Malcolm McDowell in If…

You can feel a bit of this as you watch Lindsay Anderson‘s If…, which came out on a Criterion Collection DVD a couple of weeks ago. It’s a film that gets eighty or ninety things right (at least), and yet the finest of these is providing a distillation of mid ’60s rightness and holiness and inevitability. Precisely because it’s a metaphor piece and not a recreation of the times (i.e., it uses none of the music).
Except for the long hair and sideburns If… could be happening in the early ’50s or late ’70s or the ’80s, even. It’s about a repressive British school for boys, one that dispenses the old crisp disciplines and stiff-upper-lip values that fortified the British empire for two or three centuries, and about how a lot of this stuff just stopped flying in the early to mid ’60s. And how young people everywhere just knew this.

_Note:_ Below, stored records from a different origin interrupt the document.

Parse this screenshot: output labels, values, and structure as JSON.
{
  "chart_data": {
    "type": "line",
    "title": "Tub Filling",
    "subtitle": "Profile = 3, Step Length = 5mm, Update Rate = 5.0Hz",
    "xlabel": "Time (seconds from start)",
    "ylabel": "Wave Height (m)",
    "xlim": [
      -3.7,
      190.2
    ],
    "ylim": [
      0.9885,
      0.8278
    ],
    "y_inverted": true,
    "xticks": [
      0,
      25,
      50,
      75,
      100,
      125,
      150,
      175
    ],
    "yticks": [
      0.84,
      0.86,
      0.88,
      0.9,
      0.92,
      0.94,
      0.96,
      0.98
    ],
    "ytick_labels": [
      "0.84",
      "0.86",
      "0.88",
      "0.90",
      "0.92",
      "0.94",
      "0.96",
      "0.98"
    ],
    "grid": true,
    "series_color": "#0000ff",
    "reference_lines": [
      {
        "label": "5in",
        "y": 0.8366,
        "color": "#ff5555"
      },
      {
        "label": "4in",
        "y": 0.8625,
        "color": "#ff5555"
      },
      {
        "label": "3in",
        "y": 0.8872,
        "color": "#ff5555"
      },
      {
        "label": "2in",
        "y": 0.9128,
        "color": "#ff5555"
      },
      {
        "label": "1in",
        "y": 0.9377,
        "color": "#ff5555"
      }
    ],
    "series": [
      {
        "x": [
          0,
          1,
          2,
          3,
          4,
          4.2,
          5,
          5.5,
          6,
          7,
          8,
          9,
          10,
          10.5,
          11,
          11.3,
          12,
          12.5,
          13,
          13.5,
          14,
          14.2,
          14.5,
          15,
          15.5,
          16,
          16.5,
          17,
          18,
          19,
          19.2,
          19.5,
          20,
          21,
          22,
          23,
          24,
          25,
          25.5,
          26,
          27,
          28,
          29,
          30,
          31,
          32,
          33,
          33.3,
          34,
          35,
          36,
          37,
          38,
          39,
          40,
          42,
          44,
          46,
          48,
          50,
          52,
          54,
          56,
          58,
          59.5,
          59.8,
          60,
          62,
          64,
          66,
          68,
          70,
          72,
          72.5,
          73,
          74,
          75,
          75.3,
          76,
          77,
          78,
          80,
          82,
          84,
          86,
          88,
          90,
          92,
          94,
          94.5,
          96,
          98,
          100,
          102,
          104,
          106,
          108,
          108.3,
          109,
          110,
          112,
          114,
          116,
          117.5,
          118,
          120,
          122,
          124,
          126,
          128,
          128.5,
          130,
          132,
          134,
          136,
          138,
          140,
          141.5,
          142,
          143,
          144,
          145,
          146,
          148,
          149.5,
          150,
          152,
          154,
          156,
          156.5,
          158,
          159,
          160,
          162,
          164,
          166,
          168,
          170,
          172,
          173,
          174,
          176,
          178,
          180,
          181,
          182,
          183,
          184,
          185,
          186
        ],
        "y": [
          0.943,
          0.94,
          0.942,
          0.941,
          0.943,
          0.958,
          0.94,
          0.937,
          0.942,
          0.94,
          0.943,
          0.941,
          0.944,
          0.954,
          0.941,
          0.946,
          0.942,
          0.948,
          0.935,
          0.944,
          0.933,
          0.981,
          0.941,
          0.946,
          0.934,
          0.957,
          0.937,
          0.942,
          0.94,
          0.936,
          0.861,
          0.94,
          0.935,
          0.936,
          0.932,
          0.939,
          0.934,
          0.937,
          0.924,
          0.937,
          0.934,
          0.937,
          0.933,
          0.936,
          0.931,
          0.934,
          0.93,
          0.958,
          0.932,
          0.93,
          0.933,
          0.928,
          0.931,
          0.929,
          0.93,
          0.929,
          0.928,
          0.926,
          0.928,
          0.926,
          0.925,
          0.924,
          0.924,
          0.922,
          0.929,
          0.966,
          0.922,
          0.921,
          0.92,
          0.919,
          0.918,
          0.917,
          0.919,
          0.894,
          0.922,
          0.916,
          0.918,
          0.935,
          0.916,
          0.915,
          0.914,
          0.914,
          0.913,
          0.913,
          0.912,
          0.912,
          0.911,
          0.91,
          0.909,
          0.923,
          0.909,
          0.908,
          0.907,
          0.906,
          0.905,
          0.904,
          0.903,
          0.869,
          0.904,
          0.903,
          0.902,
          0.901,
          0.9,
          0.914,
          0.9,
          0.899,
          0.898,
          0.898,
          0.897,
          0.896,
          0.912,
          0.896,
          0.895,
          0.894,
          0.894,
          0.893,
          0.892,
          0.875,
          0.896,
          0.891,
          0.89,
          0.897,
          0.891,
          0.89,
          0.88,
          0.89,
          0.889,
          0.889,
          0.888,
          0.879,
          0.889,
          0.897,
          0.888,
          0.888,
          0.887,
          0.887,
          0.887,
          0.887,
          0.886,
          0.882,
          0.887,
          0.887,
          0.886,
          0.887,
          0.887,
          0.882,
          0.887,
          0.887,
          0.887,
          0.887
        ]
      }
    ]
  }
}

And yet a strange feeling hit me when I watched it a while back. The final scene depicts a gun battle between the old guard and the new, a small group of rebellious seniors firing machine guns from a rooftop while dozens below take cover and return fire. It’s what was happening back then, exactly like this, and yet it suddenly felt distant. It didn’t deliver the charge that I remembered from way back when.
I wasn’t exactly relating to the harumphy older guys being fired upon. I was still “with” Malcolm McDowell and the gang because I still believed they were coming from a very pure place, and I knew it had to happen. It always does. But I was also half-saying to myself, “Gee, guys shooting at each other…this is too bad. I’m sorry.”